Dried urine spots have recently been proposed as an alternative matrix in the anti-doping field. Drying urine may open the opportunity to limit microbial and thermal degradation of the prohibited substances during transportation to the anti-doping laboratories without the need for refrigeration or freezing. In this study, a multi-targeted initial testing procedure was developed for the determination of 237 prohibited drugs/metabolites from 11 different classes in dried urine spots. The comparability between two different microsampling techniques (i.e., Whatman FTA DMPK-C cards and Mitra tips) was evaluated. The developed method was then used to evaluate the stability of the target compounds in urine for 7 days under different environmental conditions to simulate the transportation of the urine samples from the collection sites to anti-doping laboratories. Sample preparation consists of (i) extraction of the analytes from the collection device using a mixture of acetonitrile/methanol (1/1) for 30 min at 40 °C, (ii) enzymatic hydrolysis, and (iii) sample concentration by solid-phase extraction. Analysis was performed using liquid chromatography coupled to high-resolution mass spectrometry. The entire workflow was validated in terms of specificity (analytes were distinguishable from the matrix interferences), sensitivity (only with the Mitra tips the limits of detection comply with the World Anti-Doping Agency's requirements for the majority of the target compounds), carry-over (no signals in the negative urine injected after the positive urine), matrix effect (16-28% for Mitra tips and 22-35% for DMPK-C cards), and extraction yield (Mitra tips: 51-88%; DMPK-C cards: 40-76%). As proof of concept, authentic urine samples were analyzed: results obtained in dried urine were compared with those of fluid urine, providing good agreement. Stability studies showed that the target compounds were stable for the whole duration of the study (7 days) at -20 and 4 °C in both fluid and dried urine. At 50 °C or at 20-25 °C, several thiazide-based compounds were completely degraded to their degradation product in the first 24 h or after 3-4 days in fluid urine, whereas in dried urine the compounds were detectable for the entire duration of the study.
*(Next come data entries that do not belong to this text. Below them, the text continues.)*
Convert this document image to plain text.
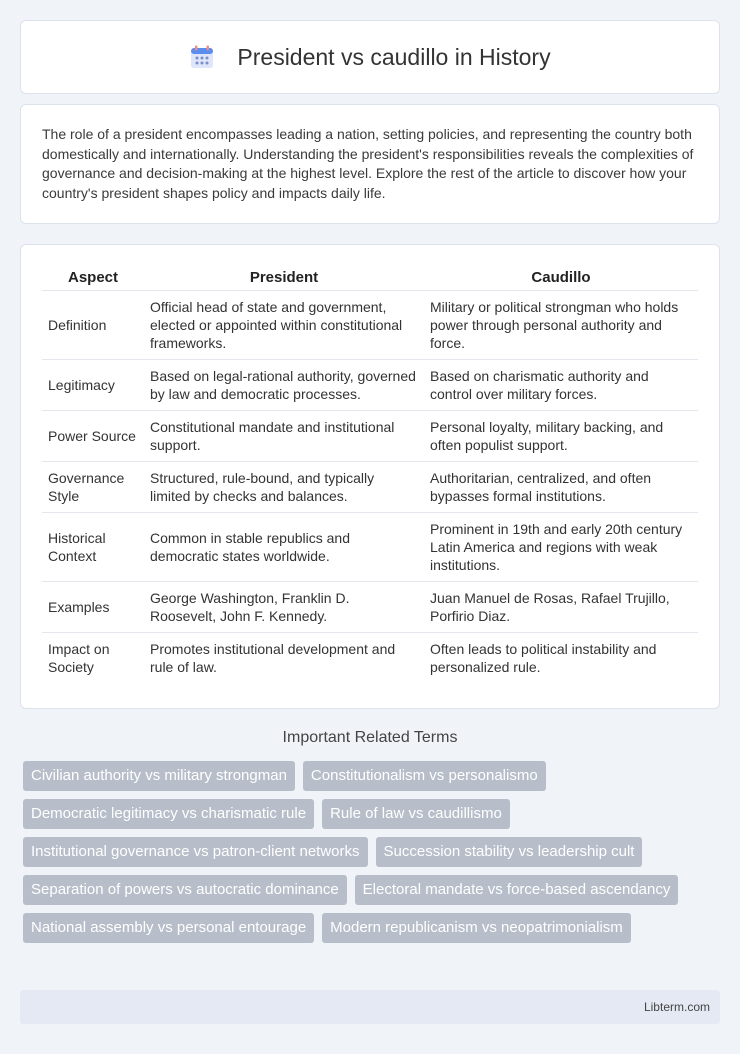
President vs caudillo in History

The role of a president encompasses leading a nation, setting policies, and representing the country both domestically and internationally. Understanding the president's responsibilities reveals the complexities of governance and decision-making at the highest level. Explore the rest of the article to discover how your country's president shapes policy and impacts daily life.

Aspect	President	Caudillo
Definition	Official head of state and government, elected or appointed within constitutional frameworks.	Military or political strongman who holds power through personal authority and force.
Legitimacy	Based on legal-rational authority, governed by law and democratic processes.	Based on charismatic authority and control over military forces.
Power Source	Constitutional mandate and institutional support.	Personal loyalty, military backing, and often populist support.
Governance Style	Structured, rule-bound, and typically limited by checks and balances.	Authoritarian, centralized, and often bypasses formal institutions.
Historical Context	Common in stable republics and democratic states worldwide.	Prominent in 19th and early 20th century Latin America and regions with weak institutions.
Examples	George Washington, Franklin D. Roosevelt, John F. Kennedy.	Juan Manuel de Rosas, Rafael Trujillo, Porfirio Diaz.
Impact on Society	Promotes institutional development and rule of law.	Often leads to political instability and personalized rule.
Important Related Terms
Civilian authority vs military strongman	Constitutionalism vs personalismo
Democratic legitimacy vs charismatic rule	Rule of law vs caudillismo
Institutional governance vs patron-client networks	Succession stability vs leadership cult
Separation of powers vs autocratic dominance	Electoral mandate vs force-based ascendancy
National assembly vs personal entourage	Modern republicanism vs neopatrimonialism
Libterm.com
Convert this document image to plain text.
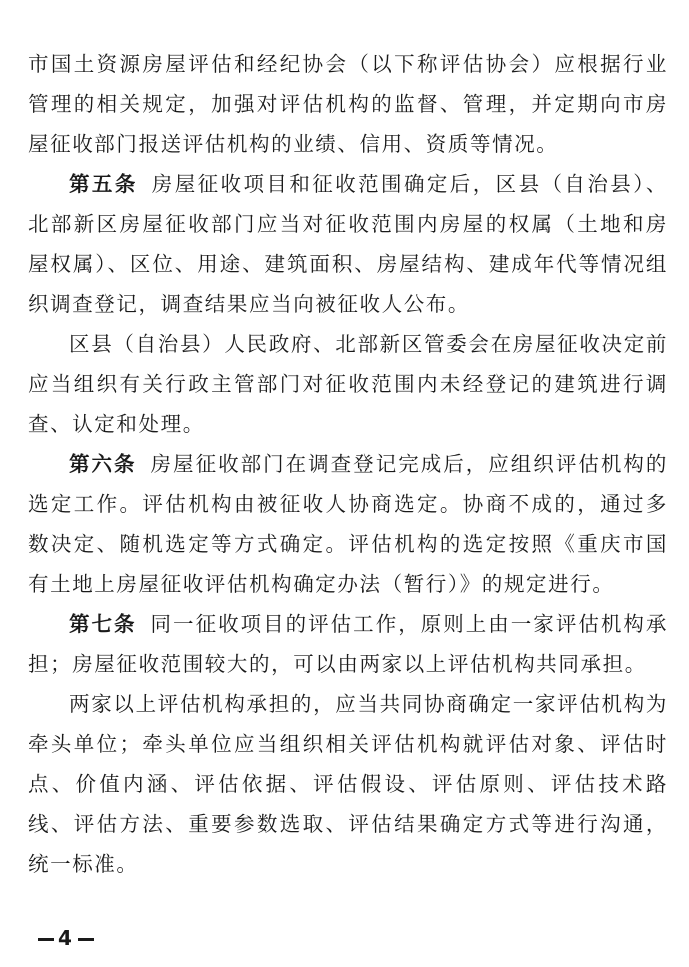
市国土资源房屋评估和经纪协会（以下称评估协会）应根据行业管理的相关规定，加强对评估机构的监督、管理，并定期向市房屋征收部门报送评估机构的业绩、信用、资质等情况。

第五条 房屋征收项目和征收范围确定后，区县（自治县）、北部新区房屋征收部门应当对征收范围内房屋的权属（土地和房屋权属）、区位、用途、建筑面积、房屋结构、建成年代等情况组织调查登记，调查结果应当向被征收人公布。

区县（自治县）人民政府、北部新区管委会在房屋征收决定前应当组织有关行政主管部门对征收范围内未经登记的建筑进行调查、认定和处理。

第六条 房屋征收部门在调查登记完成后，应组织评估机构的选定工作。评估机构由被征收人协商选定。协商不成的，通过多数决定、随机选定等方式确定。评估机构的选定按照《重庆市国有土地上房屋征收评估机构确定办法（暂行）》的规定进行。

第七条 同一征收项目的评估工作，原则上由一家评估机构承担；房屋征收范围较大的，可以由两家以上评估机构共同承担。

两家以上评估机构承担的，应当共同协商确定一家评估机构为牵头单位；牵头单位应当组织相关评估机构就评估对象、评估时点、价值内涵、评估依据、评估假设、评估原则、评估技术路线、评估方法、重要参数选取、评估结果确定方式等进行沟通，统一标准。

4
干尿斑最近被提议作为反兴奋剂领域的一种替代基质。尿液干燥可能提供机会,在无需冷藏或冷冻的情况下,限制违禁物质在运往反兴奋剂实验室途中的微生物和热降解。在本研究中,开发了一种多目标初始检测程序,用于测定干尿斑中11个不同类别中的237种违禁药物/代谢物。评估了两种不同微量采样技术(即Whatman FTA DMPK-C卡和Mitra吸头)之间的可比性。然后使用所开发的方法评估目标化合物在不同环境条件下在尿液中7天的稳定性,以模拟尿液样本从采集地点运往反兴奋剂实验室的过程。样品制备包括:(i) 使用乙腈/甲醇(1/1)混合物在40℃下从采集装置中提取分析物30分钟,(ii) 酶促水解,以及(iii) 通过固相萃取进行样品浓缩。使用液相色谱与高分辨率质谱联用进行分析。整个工作流程在特异性(分析物可与基质干扰区分开)、灵敏度(仅Mitra吸头的检测限符合世界反兴奋剂机构对大多数目标化合物的要求)、残留(阳性尿液后注入的阴性尿液中无信号)、基质效应(Mitra吸头为16 - 28%,DMPK-C卡为22 - 35%)和提取产率(Mitra吸头:51 - 88%;DMPK-C卡:40 - 76%)方面得到了验证。作为概念验证,对真实尿液样本进行了分析:将干尿斑中获得的结果与液态尿液的结果进行比较,结果吻合良好。稳定性研究表明,目标化合物在 - 20℃和4℃下,在液态和干尿斑中整个研究期间(7天)均保持稳定。在50℃或20 - 25℃下,几种噻嗪类化合物在液态尿液中在前24小时或3 - 4天后完全降解为其降解产物,而在干尿斑中整个研究期间均可检测到这些化合物。